54:名無しNIPPER[saga]
2020/06/26(金) 18:57:29.00 ID:W5lmC8VA0
「アイドルは、楽しいです。
これほど夢中になれるものが私にあるとは、思いもしませんでした」
私の手を両手で握りながら、千夜ちゃんは私の目を見て続ける。
「当初は、先ほどお嬢さまが仰られた通り、お嬢さまが私に与えた新たな使命と解釈していました。

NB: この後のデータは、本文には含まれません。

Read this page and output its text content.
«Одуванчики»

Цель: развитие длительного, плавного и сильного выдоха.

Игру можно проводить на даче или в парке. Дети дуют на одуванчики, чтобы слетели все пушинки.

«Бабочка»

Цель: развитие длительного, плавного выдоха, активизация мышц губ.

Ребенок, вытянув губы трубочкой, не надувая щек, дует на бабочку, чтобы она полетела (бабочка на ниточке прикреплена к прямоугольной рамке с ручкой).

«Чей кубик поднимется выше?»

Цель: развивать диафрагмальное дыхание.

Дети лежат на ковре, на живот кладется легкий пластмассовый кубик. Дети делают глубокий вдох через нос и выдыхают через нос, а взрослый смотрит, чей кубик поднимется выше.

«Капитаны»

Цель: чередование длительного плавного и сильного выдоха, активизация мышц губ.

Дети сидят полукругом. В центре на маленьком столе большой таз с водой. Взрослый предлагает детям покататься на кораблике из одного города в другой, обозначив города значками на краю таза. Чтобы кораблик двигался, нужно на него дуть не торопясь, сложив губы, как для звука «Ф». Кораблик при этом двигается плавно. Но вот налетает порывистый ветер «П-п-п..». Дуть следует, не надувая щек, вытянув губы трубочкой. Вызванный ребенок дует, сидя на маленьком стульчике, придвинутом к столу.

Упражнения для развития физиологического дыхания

くだらないけれど、お嬢さまがそれを望まれるのであれば、この戯れに興じる以外の道は、私には無いのだと」
「千夜ちゃん……」
「ですが、そこに私は、私の新たな価値を見出す事ができたのです」
千夜ちゃんは私の手を取ったまま、私の隣にストンと腰を下ろした。
「これが呪いと呼ぶべきものかは、私には分かりません。
ですが、お嬢さま……病みつきと言いますか、ある種の中毒性を伴うものではあるのかもしれません。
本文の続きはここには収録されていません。